Bush was here today to start his tour. I'm not sure if everyone saw it, but instead of rushing out to the chopper to see the devastation in Alabama, Mississippi and Louisiana he posed for several photo ops!!!!!!!!!! Not with the brave members of the Coast Guard but with politicians!!!!!!!!!!!
I spent half the day today in line for gas. What I saw was saddening and heart lifting. Families from Mississippi and Louisiana with their few belongings packed into their car. People running out of gas and everyone pulling together to help push their cars to the pumps.
We had a beautiful island here called Dauphin Island, well it is now several islands. The homes are destroyed that were on the island.
I can't believe it has taken the Federal Government 5 days to get relief to the people along the gulf coast. There was a better response for Indonesia who had relief in 2 days. Thank the Gods Bush can't run for re-election. He would not get my vote.
I was only 10 when Camille went through. This is worse. Katrina was bigger. She hit 3 states and hit us all very hard. Nothing along the coast was as well developed at the time of Camille. Now, you have businesses, beach houses all over the coast and a population growth. This was much worse than Camille and Frederick.
The good news is I found out a friend of mine in Biloxi survived. Her and her son had stayed. She is the supervisor of our home health company there. While she stayed to help the patients and other nurses our office staff here in Mobile ran to Atlanta leaving us to care for our patients on our own. Now, they're chewing us all out for the overtime. Fuck it!!!!!!!! Let them try to sit in line for hours getting gas for a patients generator, let them go through 12 hours of hurricane force winds, let them have their assistant sitting on the floor praying and rubbing their rosary beads.
Sorry if I ranted. But damn it feels good to release among friends.
 
Hey, LDW! Glad to see you made it. If you feel like bitching, this is the place to be.

Liar said:
I'm trying to think... (don't laugh).

What was the time window here, from knowing the shit is about to hit the fan, until the mother of all fans hit the shores of the city? How many people, and under what circumstances, needed to be evacuated? How many needed help from the goverment for this? How prepared was the infrastructure for the traffic load?

What I'm trying to get at is...what wouls a best possible evacuation scenario have looked like, given the circumstances? How have large scale rapid evacuation of a big city worked in previous situations? Has it ever been done well? I can't recall any situation where time was this short and the city this big.

This is something I've wondered about quite a bit myself. I couldn't imagine them trying to evacuate a city like Chicago or New York. It just wouldn't work. The freeways would clog, and that would be the end of it.

I grew up during the cold war, when there was a thing called Civil Defense in the US, a government agency and program for surviving a nuclear war. Civil Defense designated shelters, stockpiled them with supplies, and showed a lot of fim clips on TV telling us how to survive a nuclear holocaust. Supposedly they had plans for evacuating the cities and getting everyone out safely, so we were all told to relax. The government had it all well in hand.
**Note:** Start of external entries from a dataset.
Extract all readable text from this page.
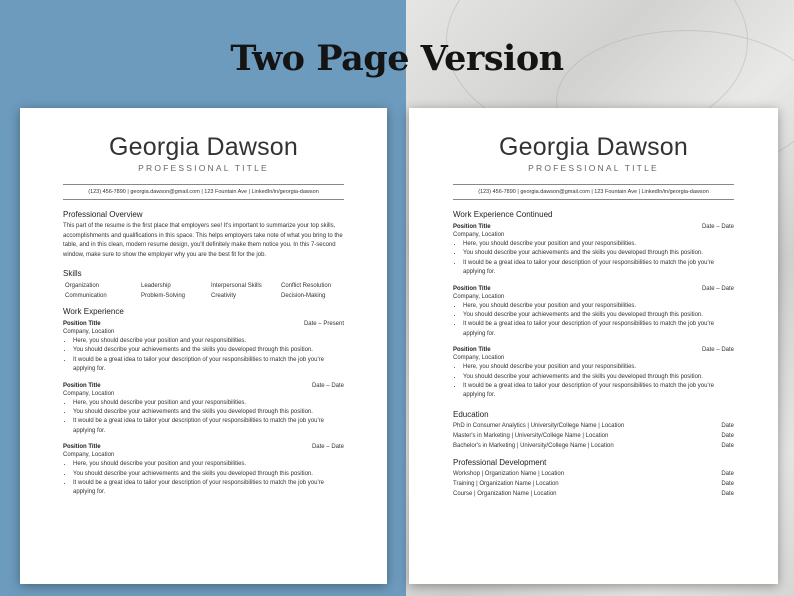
Two Page Version
Georgia Dawson
PROFESSIONAL TITLE
(123) 456-7890 | georgia.dawson@gmail.com | 123 Fountain Ave | LinkedIn/in/georgia-dawson
Professional Overview
This part of the resume is the first place that employers see! It's important to summarize your top skills, accomplishments and qualifications in this space. This helps employers take note of what you bring to the table, and in this clean, modern resume design, you'll definitely make them notice you. In this 7-second window, make sure to show the employer why you are the best fit for the job.
Skills
Organization	Leadership	Interpersonal Skills	Conflict Resolution
Communication	Problem-Solving	Creativity	Decision-Making
Work Experience
Position Title	Date – Present
Company, Location
• Here, you should describe your position and your responsibilities.
• You should describe your achievements and the skills you developed through this position.
• It would be a great idea to tailor your description of your responsibilities to match the job you're applying for.
Position Title	Date – Date
Company, Location
• Here, you should describe your position and your responsibilities.
• You should describe your achievements and the skills you developed through this position.
• It would be a great idea to tailor your description of your responsibilities to match the job you're applying for.
Position Title	Date – Date
Company, Location
• Here, you should describe your position and your responsibilities.
• You should describe your achievements and the skills you developed through this position.
• It would be a great idea to tailor your description of your responsibilities to match the job you're applying for.
Georgia Dawson
PROFESSIONAL TITLE
(123) 456-7890 | georgia.dawson@gmail.com | 123 Fountain Ave | LinkedIn/in/georgia-dawson
Work Experience Continued
Position Title	Date – Date
Company, Location
• Here, you should describe your position and your responsibilities.
• You should describe your achievements and the skills you developed through this position.
• It would be a great idea to tailor your description of your responsibilities to match the job you're applying for.
Position Title	Date – Date
Company, Location
• Here, you should describe your position and your responsibilities.
• You should describe your achievements and the skills you developed through this position.
• It would be a great idea to tailor your description of your responsibilities to match the job you're applying for.
Position Title	Date – Date
Company, Location
• Here, you should describe your position and your responsibilities.
• You should describe your achievements and the skills you developed through this position.
• It would be a great idea to tailor your description of your responsibilities to match the job you're applying for.
Education
PhD in Consumer Analytics | University/College Name | Location	Date
Master's in Marketing | University/College Name | Location	Date
Bachelor's in Marketing | University/College Name | Location	Date
Professional Development
Workshop | Organization Name | Location	Date
Training | Organization Name | Location	Date
Course | Organization Name | Location	Date
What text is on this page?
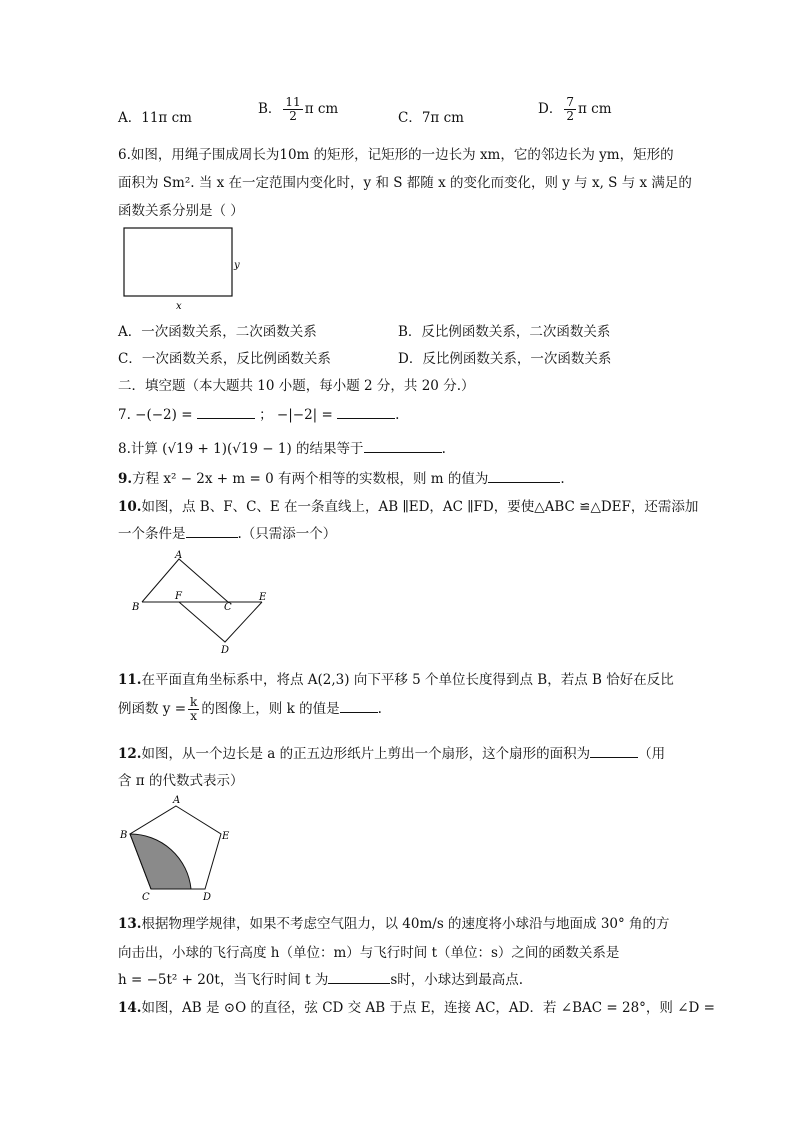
A．11π cm
B． $\frac{11}{2}$ π cm
C．7π cm
D． $\frac{7}{2}$ π cm
6.如图，用绳子围成周长为10m 的矩形，记矩形的一边长为 xm，它的邻边长为 ym，矩形的
面积为 Sm². 当 x 在一定范围内变化时，y 和 S 都随 x 的变化而变化，则 y 与 x, S 与 x 满足的
函数关系分别是（ ）
y
x
A．一次函数关系，二次函数关系	B．反比例函数关系，二次函数关系
C．一次函数关系，反比例函数关系	D．反比例函数关系，一次函数关系
二．填空题（本大题共 10 小题，每小题 2 分，共 20 分.）
7. −(−2) =	； −|−2| =	.
8.计算 (√19 + 1)(√19 − 1) 的结果等于	.
9.方程 x² − 2x + m = 0 有两个相等的实数根，则 m 的值为	.
10.如图，点 B、F、C、E 在一条直线上，AB ∥ED，AC ∥FD，要使△ABC ≌△DEF，还需添加
一个条件是	.（只需添一个）
A
B
F
C
E
D
11.在平面直角坐标系中，将点 A(2,3) 向下平移 5 个单位长度得到点 B，若点 B 恰好在反比
例函数 $y = \frac{k}{x}$ 的图像上，则 k 的值是	.
12.如图，从一个边长是 a 的正五边形纸片上剪出一个扇形，这个扇形的面积为	（用
含 π 的代数式表示）
A
B
C	D
E
13.根据物理学规律，如果不考虑空气阻力，以 40m/s 的速度将小球沿与地面成 30° 角的方
向击出，小球的飞行高度 h（单位：m）与飞行时间 t（单位：s）之间的函数关系是
h = −5t² + 20t，当飞行时间 t 为	s时，小球达到最高点.
14.如图，AB 是 ⊙O 的直径，弦 CD 交 AB 于点 E，连接 AC，AD．若 ∠BAC = 28°，则 ∠D =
Well, it turned out that Civil Defense was bullshit from the start. The food they stockpiled were old rations from WWII and barrels of water, and the supplies were toally inadequate. The evacuation plans said no more than "Get everyone out of town!" They knew there was nothing they could do to evacuate a major city. Civil Defense was just a phantom program to keep us sedated in a fool's paradise.

There's simply no way you could evacuate a major city in 24 hours, or 48, or even 72. It just can't be done. If they told everyone to get out of Chicago, I'd stay right where I was. I'd rather die at home than out on the highway in a traffic jam.